I am now thirty four years old, a Psychology major, and I
have a daughter of my own – she is only two. I write this for her. I want her
to know that the world can be many things. It can be what we make it and even
what we don’t. Bad things do happen to good people but we cannot let them ruin
who we are. I could have let that rape ruin me and my spirit for the rest of my
life. I could have let all the changes that followed suit keep me in a dark
place and angry at my situation. I could have stayed on a destructive path and
let my abuser be the center of my world for the rest of my life. But I chose
me. I chose to walk through the hurt and pain, over and over again, no matter
how many times it needed to happen so that I could heal. I chose to go against
a societal norm and provide first aid to my mental health. It was the best
decision I have ever made. I am thankful for Patricia and the career path she
chose to do in her own life, so that I may have one. I am thankful for the
struggles that I have experienced because without them I do not know who I
would be today. The memory will never be forgotten and it still creeps up from
time to time. But now I am stronger. I am able to talk about it and share my
story without tears or fear of judgement.
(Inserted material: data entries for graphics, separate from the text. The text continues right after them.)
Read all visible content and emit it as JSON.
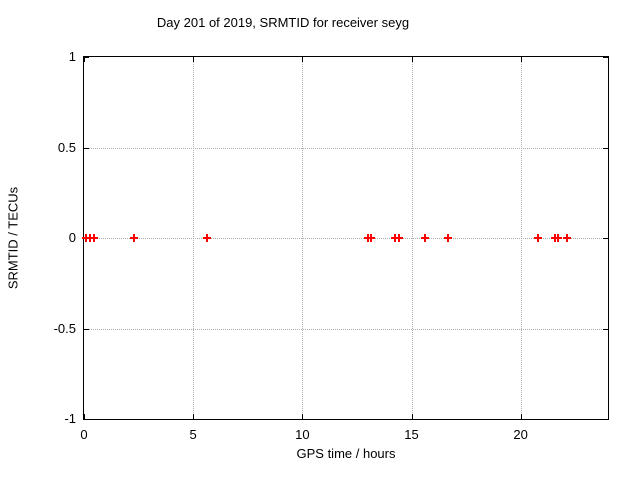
{
  "window": {
    "background": "#ffffff"
  },
  "colors": {
    "marker": "#ff0000",
    "grid": "#b0b0b0",
    "axis": "#000000",
    "background": "#ffffff"
  },
  "chart_data": {
    "type": "scatter",
    "title": "Day 201 of 2019, SRMTID for receiver seyg",
    "xlabel": "GPS time / hours",
    "ylabel": "SRMTID / TECUs",
    "xlim": [
      0,
      24
    ],
    "ylim": [
      -1,
      1
    ],
    "xticks": [
      0,
      5,
      10,
      15,
      20
    ],
    "xtick_labels": [
      "0",
      "5",
      "10",
      "15",
      "20"
    ],
    "yticks": [
      1,
      0.5,
      0,
      -0.5,
      -1
    ],
    "ytick_labels": [
      "1",
      "0.5",
      "0",
      "-0.5",
      "-1"
    ],
    "grid": true,
    "grid_x": [
      5,
      10,
      15,
      20
    ],
    "grid_y": [
      0.5,
      0,
      -0.5
    ],
    "legend_position": "none",
    "marker_style": "plus",
    "series": [
      {
        "name": "SRMTID",
        "color": "#ff0000",
        "x": [
          0.1,
          0.28,
          0.45,
          2.3,
          5.65,
          13.0,
          13.15,
          14.25,
          14.45,
          15.6,
          16.65,
          20.8,
          21.55,
          21.7,
          22.1
        ],
        "y": [
          0,
          0,
          0,
          0,
          0,
          0,
          0,
          0,
          0,
          0,
          0,
          0,
          0,
          0,
          0
        ]
      }
    ]
  }
}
My mom and I have revisited our
conversation many times and she still does not remember me telling her. This
doesn’t bother me. I know what she would have done if she could go back and
change it, and in that I find comfort. To this day she wants us to find him and
press charges. I don’t even know his last name.
I am thankful for her perseverance but I have made peace with my past
and remain looking forward. I hope that one day I will be able to help someone
as Patricia helped me. I share these words in the hopes that it may help some of
you overcome your own fears. We are not alone in the suffering we go through
and I hope my story provides hope and light.